Sheffield hosts Royal Society of Chemistry Centenary Prize Lecture

An award-winning chemistry from the University of California, Berkeley, began a series of talks in the UK with a stop in Sheffield.

John HartwigProfessor John Hartwig was recently awarded the Royal Society of Chemistry's Centenary Prize, "for the discovery of new catalytic reactions, their mechanistic elucidation, and their application to organic synthesis".

He visited the UK to celebrate the prize with a series of lectures, starting with a visit to the University of Sheffield's Department of Chemistry.

Professor Hartwig received his degree from Princeton University, followed by a PhD from University of California, Berkeley, with Bob Bergman and Richard Andersen.

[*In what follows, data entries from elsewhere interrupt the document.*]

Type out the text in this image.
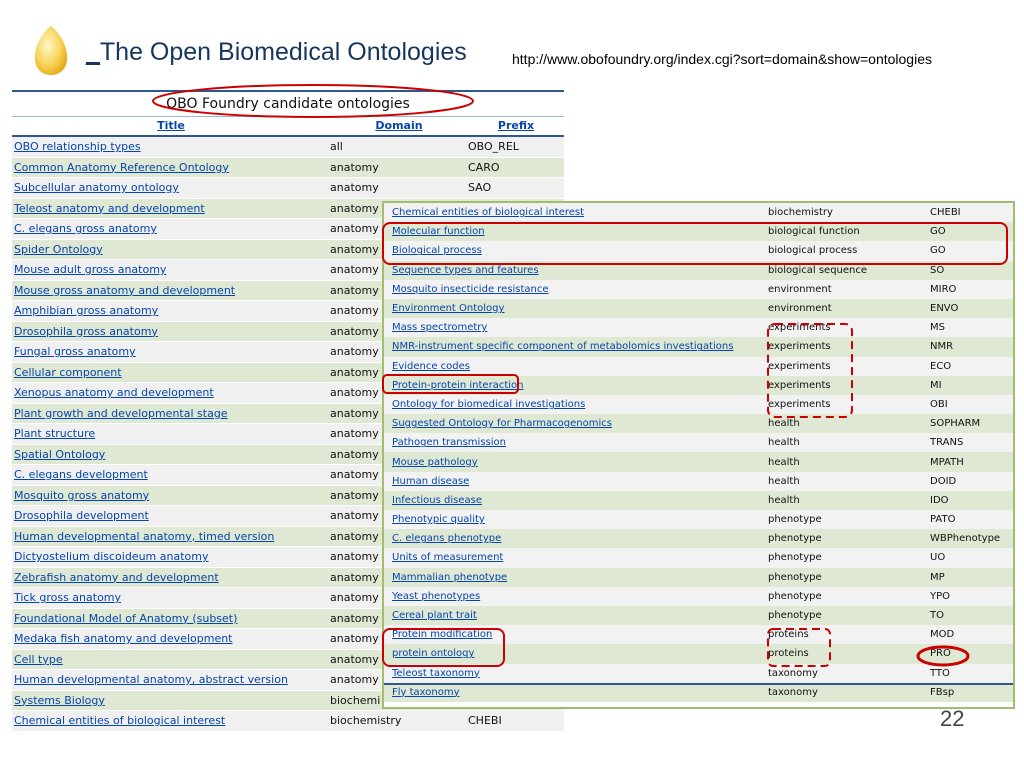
_The Open Biomedical Ontologies	http://www.obofoundry.org/index.cgi?sort=domain&show=ontologies
OBO Foundry candidate ontologies
Title	Domain	Prefix
OBO relationship types	all	OBO_REL
Common Anatomy Reference Ontology	anatomy	CARO
Subcellular anatomy ontology	anatomy	SAO
Teleost anatomy and development	anatomy
C. elegans gross anatomy	anatomy
Spider Ontology	anatomy
Mouse adult gross anatomy	anatomy
Mouse gross anatomy and development	anatomy
Amphibian gross anatomy	anatomy
Drosophila gross anatomy	anatomy
Fungal gross anatomy	anatomy
Cellular component	anatomy
Xenopus anatomy and development	anatomy
Plant growth and developmental stage	anatomy
Plant structure	anatomy
Spatial Ontology	anatomy
C. elegans development	anatomy
Mosquito gross anatomy	anatomy
Drosophila development	anatomy
Human developmental anatomy, timed version	anatomy
Dictyostelium discoideum anatomy	anatomy
Zebrafish anatomy and development	anatomy
Tick gross anatomy	anatomy
Foundational Model of Anatomy (subset)	anatomy
Medaka fish anatomy and development	anatomy
Cell type	anatomy
Human developmental anatomy, abstract version	anatomy
Systems Biology	biochemi
Chemical entities of biological interest	biochemistry	CHEBI
Chemical entities of biological interest	biochemistry	CHEBI
Molecular function	biological function	GO
Biological process	biological process	GO
Sequence types and features	biological sequence	SO
Mosquito insecticide resistance	environment	MIRO
Environment Ontology	environment	ENVO
Mass spectrometry	experiments	MS
NMR-instrument specific component of metabolomics investigations	experiments	NMR
Evidence codes	experiments	ECO
Protein-protein interaction	experiments	MI
Ontology for biomedical investigations	experiments	OBI
Suggested Ontology for Pharmacogenomics	health	SOPHARM
Pathogen transmission	health	TRANS
Mouse pathology	health	MPATH
Human disease	health	DOID
Infectious disease	health	IDO
Phenotypic quality	phenotype	PATO
C. elegans phenotype	phenotype	WBPhenotype
Units of measurement	phenotype	UO
Mammalian phenotype	phenotype	MP
Yeast phenotypes	phenotype	YPO
Cereal plant trait	phenotype	TO
Protein modification	proteins	MOD
protein ontology	proteins	PRO
Teleost taxonomy	taxonomy	TTO
Fly taxonomy	taxonomy	FBsp
22
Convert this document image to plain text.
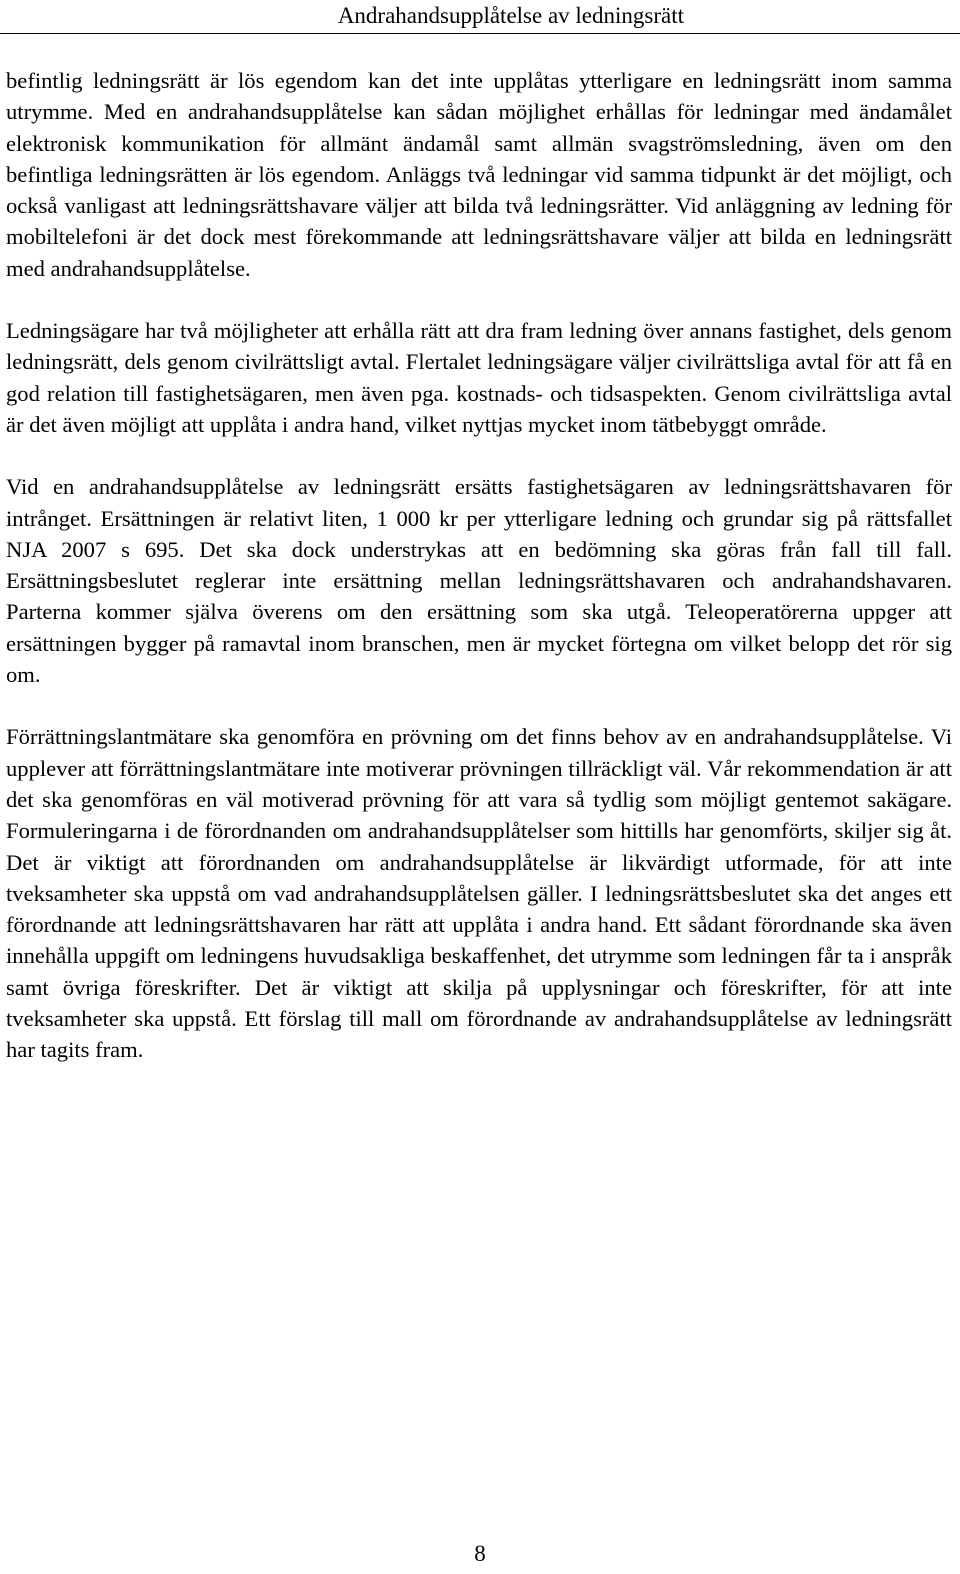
Andrahandsupplåtelse av ledningsrätt

befintlig ledningsrätt är lös egendom kan det inte upplåtas ytterligare en ledningsrätt inom samma utrymme. Med en andrahandsupplåtelse kan sådan möjlighet erhållas för ledningar med ändamålet elektronisk kommunikation för allmänt ändamål samt allmän svagströmsledning, även om den befintliga ledningsrätten är lös egendom. Anläggs två ledningar vid samma tidpunkt är det möjligt, och också vanligast att ledningsrättshavare väljer att bilda två ledningsrätter. Vid anläggning av ledning för mobiltelefoni är det dock mest förekommande att ledningsrättshavare väljer att bilda en ledningsrätt med andrahandsupplåtelse.

Ledningsägare har två möjligheter att erhålla rätt att dra fram ledning över annans fastighet, dels genom ledningsrätt, dels genom civilrättsligt avtal. Flertalet ledningsägare väljer civilrättsliga avtal för att få en god relation till fastighetsägaren, men även pga. kostnads- och tidsaspekten. Genom civilrättsliga avtal är det även möjligt att upplåta i andra hand, vilket nyttjas mycket inom tätbebyggt område.

Vid en andrahandsupplåtelse av ledningsrätt ersätts fastighetsägaren av ledningsrättshavaren för intrånget. Ersättningen är relativt liten, 1 000 kr per ytterligare ledning och grundar sig på rättsfallet NJA 2007 s 695. Det ska dock understrykas att en bedömning ska göras från fall till fall. Ersättningsbeslutet reglerar inte ersättning mellan ledningsrättshavaren och andrahandshavaren. Parterna kommer själva överens om den ersättning som ska utgå. Teleoperatörerna uppger att ersättningen bygger på ramavtal inom branschen, men är mycket förtegna om vilket belopp det rör sig om.

Förrättningslantmätare ska genomföra en prövning om det finns behov av en andrahandsupplåtelse. Vi upplever att förrättningslantmätare inte motiverar prövningen tillräckligt väl. Vår rekommendation är att det ska genomföras en väl motiverad prövning för att vara så tydlig som möjligt gentemot sakägare. Formuleringarna i de förordnanden om andrahandsupplåtelser som hittills har genomförts, skiljer sig åt. Det är viktigt att förordnanden om andrahandsupplåtelse är likvärdigt utformade, för att inte tveksamheter ska uppstå om vad andrahandsupplåtelsen gäller. I ledningsrättsbeslutet ska det anges ett förordnande att ledningsrättshavaren har rätt att upplåta i andra hand. Ett sådant förordnande ska även innehålla uppgift om ledningens huvudsakliga beskaffenhet, det utrymme som ledningen får ta i anspråk samt övriga föreskrifter. Det är viktigt att skilja på upplysningar och föreskrifter, för att inte tveksamheter ska uppstå. Ett förslag till mall om förordnande av andrahandsupplåtelse av ledningsrätt har tagits fram.

8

He conducted a postdoctoral fellowship at Massecheussets Institute of Technology with Stephen Lippard, and in 1992 began his independent career at Yale University, where he became the Irenée P DuPont Professor in 2004.

In 2006, he moved to the University of Illinois as the Kenneth L Rinehart Jr Professor of Chemistry, and in 2011 he returned to Berkley as the Henry Rapoport Professor.

Professor Hartwig is known for helping to develop the Buchwald-Hartwig amination, a process used in organic chemistry for the synthesis of carbon-nitrogen bonds via palladium-catalysed cross –coupling of amines with aryl halides.

The RSC Centenary Prizes are awarded annually to outstanding overseas chemists, who are also exceptional communicators. Winners then give a series of talks at UK institutions.

During his visit to Sheffield, Professor Hartwig remarked that it was "an honour to be the recipient of the award" and that "the list of people who have received it is really quite staggering".

His talk was on 'Catalytic regioselective functionalised of C-H bonds'. The motivation behind this research, Professor Hartwig said, is that in biosynthesis nature can selectively functionalise C-H bonds seemingly with ease, despite the presence of many potential reactive sites.

One way we can try to mimic this is by evolving known enzymes – a topic that was the subject of the 2018 Nobel Prize in Chemsitry.

Professor Hartwig's work aims to develop new organometallic catalysts that can regioselectively deliver these desired functional groups.

A great deal of this work focusses on employing transient functional groups at these positions, such as organoborons or organosilicon, allowing selective functionalisation of the site.